Atualmente, segundo dados do Desipe (Departamento do Sistema Penitenciário) chega a 54,3 o percentual de presos condenados por esse motivo. Ou seja, a população carcerária inclui hoje um número muito maior de pessoas envolvidas em redes criminosas, que, trazem para dentro dos muros as lea1dades, rivalidades, rixas, dívidas e vendetas características do tráfico de drogas no mundo livre.

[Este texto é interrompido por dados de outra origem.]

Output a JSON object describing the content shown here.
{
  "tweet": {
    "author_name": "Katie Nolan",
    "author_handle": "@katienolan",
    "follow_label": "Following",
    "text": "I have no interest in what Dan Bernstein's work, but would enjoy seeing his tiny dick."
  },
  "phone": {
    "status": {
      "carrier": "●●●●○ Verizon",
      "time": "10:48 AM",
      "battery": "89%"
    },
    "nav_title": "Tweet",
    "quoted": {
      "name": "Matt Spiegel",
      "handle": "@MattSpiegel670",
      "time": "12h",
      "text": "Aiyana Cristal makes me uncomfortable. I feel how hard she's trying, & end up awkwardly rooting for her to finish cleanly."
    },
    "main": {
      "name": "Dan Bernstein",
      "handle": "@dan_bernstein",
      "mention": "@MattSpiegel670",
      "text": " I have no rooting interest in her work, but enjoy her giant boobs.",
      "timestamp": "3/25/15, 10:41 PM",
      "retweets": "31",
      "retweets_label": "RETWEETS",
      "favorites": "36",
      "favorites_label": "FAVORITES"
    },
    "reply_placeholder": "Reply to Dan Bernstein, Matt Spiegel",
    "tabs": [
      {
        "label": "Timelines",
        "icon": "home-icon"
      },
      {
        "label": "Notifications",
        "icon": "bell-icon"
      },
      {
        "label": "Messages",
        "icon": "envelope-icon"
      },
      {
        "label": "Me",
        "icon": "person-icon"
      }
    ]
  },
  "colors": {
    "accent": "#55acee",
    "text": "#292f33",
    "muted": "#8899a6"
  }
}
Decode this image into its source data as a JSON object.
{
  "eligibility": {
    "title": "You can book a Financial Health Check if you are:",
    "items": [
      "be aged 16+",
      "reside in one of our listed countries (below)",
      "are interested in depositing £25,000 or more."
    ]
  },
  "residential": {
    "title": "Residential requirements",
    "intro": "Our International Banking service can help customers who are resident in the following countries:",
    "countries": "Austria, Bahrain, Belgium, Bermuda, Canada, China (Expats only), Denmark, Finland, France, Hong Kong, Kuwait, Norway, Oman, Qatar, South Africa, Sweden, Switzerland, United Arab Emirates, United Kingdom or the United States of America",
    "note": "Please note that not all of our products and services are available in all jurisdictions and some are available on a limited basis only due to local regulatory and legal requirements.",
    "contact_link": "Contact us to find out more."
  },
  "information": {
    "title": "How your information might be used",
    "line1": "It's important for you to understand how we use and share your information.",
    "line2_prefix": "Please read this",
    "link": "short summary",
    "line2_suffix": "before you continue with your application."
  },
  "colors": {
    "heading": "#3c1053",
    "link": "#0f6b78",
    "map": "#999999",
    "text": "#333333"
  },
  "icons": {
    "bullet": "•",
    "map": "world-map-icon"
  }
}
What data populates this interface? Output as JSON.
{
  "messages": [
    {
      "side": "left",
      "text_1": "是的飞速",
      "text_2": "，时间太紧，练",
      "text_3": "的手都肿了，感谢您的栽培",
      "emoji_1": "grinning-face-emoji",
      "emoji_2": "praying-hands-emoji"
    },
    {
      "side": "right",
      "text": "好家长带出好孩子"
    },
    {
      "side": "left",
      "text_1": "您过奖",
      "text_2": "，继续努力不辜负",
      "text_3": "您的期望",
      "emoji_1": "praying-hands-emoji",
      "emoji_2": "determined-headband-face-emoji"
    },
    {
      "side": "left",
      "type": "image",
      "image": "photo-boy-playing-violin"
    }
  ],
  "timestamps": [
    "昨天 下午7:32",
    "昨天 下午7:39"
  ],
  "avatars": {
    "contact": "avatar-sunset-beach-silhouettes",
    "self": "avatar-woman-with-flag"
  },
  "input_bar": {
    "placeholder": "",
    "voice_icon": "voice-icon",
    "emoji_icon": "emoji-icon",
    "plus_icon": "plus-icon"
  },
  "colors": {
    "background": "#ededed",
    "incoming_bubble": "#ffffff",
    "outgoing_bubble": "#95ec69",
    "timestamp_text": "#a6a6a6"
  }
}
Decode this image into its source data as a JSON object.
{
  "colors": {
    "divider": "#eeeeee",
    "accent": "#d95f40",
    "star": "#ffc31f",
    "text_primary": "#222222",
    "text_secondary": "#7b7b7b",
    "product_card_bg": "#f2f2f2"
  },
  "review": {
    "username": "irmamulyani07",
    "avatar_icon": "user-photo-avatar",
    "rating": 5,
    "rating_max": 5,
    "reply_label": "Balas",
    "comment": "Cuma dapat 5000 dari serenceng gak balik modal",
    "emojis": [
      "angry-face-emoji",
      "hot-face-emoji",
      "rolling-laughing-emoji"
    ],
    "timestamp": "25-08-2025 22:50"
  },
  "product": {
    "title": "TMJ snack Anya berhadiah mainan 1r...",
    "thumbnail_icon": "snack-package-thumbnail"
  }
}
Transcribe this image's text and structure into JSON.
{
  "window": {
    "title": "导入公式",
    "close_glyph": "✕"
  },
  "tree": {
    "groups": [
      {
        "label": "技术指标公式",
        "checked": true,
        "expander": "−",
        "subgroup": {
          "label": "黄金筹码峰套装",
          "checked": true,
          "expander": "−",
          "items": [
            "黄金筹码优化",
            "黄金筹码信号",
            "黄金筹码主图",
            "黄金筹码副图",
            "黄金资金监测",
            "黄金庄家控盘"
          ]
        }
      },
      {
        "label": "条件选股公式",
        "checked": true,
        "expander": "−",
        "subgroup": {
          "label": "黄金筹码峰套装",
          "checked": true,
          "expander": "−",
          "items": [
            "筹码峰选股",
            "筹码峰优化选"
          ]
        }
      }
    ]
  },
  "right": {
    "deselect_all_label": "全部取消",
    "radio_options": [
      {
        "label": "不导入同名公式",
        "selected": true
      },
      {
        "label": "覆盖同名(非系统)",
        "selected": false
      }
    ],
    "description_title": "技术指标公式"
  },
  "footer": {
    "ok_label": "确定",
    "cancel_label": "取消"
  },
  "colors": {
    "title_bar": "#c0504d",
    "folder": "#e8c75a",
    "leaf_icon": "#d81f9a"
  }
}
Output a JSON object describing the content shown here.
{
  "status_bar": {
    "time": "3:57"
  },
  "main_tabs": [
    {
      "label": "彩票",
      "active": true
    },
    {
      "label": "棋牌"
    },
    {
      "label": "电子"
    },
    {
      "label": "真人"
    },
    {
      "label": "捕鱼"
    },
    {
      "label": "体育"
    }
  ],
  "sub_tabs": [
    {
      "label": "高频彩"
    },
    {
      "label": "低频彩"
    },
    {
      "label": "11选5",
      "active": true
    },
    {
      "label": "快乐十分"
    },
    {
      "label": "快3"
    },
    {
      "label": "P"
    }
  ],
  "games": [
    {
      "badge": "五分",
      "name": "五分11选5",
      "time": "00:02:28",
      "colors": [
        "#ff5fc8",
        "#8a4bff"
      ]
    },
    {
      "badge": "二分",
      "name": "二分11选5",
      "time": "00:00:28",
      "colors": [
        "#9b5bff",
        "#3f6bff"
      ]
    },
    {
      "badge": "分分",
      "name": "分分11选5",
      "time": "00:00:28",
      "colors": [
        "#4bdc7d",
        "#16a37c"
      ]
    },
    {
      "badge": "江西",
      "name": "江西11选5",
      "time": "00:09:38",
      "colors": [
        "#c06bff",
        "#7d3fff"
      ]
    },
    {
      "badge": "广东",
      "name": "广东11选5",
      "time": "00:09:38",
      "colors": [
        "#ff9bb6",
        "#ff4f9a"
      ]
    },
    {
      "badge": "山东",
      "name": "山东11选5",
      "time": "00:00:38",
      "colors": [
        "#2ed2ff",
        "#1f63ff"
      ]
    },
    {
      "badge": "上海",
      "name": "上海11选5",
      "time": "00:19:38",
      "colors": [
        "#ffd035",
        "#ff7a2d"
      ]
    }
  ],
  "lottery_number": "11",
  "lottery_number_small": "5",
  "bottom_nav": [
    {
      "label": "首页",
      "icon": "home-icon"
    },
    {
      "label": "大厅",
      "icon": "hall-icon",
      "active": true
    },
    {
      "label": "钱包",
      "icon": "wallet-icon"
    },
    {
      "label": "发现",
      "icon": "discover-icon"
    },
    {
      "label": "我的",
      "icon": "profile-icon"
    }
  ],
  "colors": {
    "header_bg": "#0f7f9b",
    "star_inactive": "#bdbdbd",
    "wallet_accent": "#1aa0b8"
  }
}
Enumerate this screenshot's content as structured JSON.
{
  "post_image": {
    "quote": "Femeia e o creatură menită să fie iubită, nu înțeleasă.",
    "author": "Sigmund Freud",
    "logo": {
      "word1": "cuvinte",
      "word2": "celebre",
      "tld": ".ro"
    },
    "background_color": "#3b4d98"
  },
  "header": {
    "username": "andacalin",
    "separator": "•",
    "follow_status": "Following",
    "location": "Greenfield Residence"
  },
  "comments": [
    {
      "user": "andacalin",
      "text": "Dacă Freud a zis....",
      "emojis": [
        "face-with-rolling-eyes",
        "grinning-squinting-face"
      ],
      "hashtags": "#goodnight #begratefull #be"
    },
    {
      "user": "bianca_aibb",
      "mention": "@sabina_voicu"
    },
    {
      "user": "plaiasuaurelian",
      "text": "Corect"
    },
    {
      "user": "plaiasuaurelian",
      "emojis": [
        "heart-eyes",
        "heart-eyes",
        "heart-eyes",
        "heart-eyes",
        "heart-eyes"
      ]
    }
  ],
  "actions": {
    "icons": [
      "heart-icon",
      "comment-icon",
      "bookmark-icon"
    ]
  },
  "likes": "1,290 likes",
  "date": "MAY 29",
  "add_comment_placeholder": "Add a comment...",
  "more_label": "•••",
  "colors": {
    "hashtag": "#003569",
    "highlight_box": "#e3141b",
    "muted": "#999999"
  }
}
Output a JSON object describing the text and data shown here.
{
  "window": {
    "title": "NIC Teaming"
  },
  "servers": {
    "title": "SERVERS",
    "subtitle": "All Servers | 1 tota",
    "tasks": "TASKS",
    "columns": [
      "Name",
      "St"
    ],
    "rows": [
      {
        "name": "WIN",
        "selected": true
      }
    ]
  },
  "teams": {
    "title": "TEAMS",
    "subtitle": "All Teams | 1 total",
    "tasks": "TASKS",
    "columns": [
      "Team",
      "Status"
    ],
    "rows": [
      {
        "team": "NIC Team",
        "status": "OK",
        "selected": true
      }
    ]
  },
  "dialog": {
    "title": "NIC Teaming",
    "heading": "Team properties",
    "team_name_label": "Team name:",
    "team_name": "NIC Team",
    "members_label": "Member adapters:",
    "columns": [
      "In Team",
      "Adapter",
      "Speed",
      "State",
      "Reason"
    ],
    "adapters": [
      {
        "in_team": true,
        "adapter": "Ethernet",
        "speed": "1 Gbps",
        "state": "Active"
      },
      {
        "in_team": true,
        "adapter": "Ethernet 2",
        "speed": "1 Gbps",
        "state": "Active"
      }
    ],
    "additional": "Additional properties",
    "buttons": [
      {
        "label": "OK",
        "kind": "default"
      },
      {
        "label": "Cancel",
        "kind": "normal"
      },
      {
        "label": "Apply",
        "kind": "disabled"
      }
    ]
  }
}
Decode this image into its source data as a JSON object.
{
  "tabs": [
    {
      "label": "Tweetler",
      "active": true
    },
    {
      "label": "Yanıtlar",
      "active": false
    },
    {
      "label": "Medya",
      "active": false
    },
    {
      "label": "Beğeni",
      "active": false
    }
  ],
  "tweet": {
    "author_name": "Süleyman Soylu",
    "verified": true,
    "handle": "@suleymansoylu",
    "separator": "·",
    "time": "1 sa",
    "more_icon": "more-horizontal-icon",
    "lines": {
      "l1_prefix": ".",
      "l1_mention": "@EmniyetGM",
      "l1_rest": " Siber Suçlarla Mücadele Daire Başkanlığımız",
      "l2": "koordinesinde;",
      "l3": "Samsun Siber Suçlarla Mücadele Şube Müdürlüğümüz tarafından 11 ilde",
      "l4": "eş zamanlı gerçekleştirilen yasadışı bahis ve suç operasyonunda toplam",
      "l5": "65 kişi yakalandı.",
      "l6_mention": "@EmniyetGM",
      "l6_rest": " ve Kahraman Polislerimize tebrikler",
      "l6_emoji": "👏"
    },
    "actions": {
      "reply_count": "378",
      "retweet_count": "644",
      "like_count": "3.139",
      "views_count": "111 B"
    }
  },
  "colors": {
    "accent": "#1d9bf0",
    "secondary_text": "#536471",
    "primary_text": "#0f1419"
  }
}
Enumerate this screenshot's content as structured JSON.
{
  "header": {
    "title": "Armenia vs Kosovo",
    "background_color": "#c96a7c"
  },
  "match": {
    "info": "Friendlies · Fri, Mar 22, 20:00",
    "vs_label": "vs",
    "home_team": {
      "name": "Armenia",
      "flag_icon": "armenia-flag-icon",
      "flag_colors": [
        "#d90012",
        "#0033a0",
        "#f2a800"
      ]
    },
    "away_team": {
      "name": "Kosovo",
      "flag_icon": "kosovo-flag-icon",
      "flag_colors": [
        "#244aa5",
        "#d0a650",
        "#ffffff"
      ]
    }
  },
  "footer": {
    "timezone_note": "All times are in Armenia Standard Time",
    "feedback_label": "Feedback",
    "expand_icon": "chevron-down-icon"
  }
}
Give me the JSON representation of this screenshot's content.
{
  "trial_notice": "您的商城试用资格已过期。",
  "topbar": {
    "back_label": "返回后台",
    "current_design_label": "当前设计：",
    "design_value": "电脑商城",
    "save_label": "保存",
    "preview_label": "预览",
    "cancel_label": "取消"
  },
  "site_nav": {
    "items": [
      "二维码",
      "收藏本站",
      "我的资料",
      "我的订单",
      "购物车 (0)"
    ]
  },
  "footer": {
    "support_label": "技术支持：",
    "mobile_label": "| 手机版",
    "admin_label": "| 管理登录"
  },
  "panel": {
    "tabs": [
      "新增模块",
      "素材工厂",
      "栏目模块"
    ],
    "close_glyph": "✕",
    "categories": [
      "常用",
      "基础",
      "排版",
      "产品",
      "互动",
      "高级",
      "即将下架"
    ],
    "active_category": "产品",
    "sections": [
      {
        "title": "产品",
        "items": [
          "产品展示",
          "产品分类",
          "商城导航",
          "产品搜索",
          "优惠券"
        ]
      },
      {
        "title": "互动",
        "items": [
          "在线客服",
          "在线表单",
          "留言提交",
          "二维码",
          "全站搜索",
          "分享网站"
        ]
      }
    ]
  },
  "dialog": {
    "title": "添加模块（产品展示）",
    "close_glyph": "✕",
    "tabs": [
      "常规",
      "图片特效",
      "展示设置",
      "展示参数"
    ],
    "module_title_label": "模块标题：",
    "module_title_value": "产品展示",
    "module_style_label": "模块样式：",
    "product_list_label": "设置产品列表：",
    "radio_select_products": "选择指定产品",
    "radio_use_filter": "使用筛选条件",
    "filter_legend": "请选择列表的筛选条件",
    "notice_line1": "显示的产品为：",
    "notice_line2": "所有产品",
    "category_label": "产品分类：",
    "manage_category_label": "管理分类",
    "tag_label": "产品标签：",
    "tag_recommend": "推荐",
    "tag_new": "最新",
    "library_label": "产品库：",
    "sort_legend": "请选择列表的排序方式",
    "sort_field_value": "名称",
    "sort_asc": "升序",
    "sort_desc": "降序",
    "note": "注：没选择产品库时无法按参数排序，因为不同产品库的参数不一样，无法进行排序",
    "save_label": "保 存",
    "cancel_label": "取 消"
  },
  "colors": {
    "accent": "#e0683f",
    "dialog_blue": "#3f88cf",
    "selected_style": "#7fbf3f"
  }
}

Como pano de fundo desse intrincado e explosivo quebra-cabeça, ainda há o problema da corrupção. Aqui, vale lembrar, novamente, matérias do Jornal do Brasil (20/02 e 20/05/2001) indicando que a aparente tranqüilidade do sistema penitenciário fluminense é garantida por um acordo firmado entre agentes de segurança penitenciária e presos: o preso se compromete a não fugir e a não se rebelar em troca de favores, como a entrada de armas, drogas e telefones celulares. Se esse acordo de fato existe, ele pode estar começando a ser rompido. As autoridades responsáveis pela área não podem, em hipótese alguma, tolerá-lo, na suposição de que, pelo menos, ele evita o mal maior das rebeliões. Os problemas aqui levantados mostram que o sistema penitenciário fluminense tomou-se uma verdadeira panela de pressão e que, se não forem tomadas providências urgentes, estaremos trilhando a passos largos, o perigoso caminho, não da roça, mas do nosso vizinho Estado de São Paulo.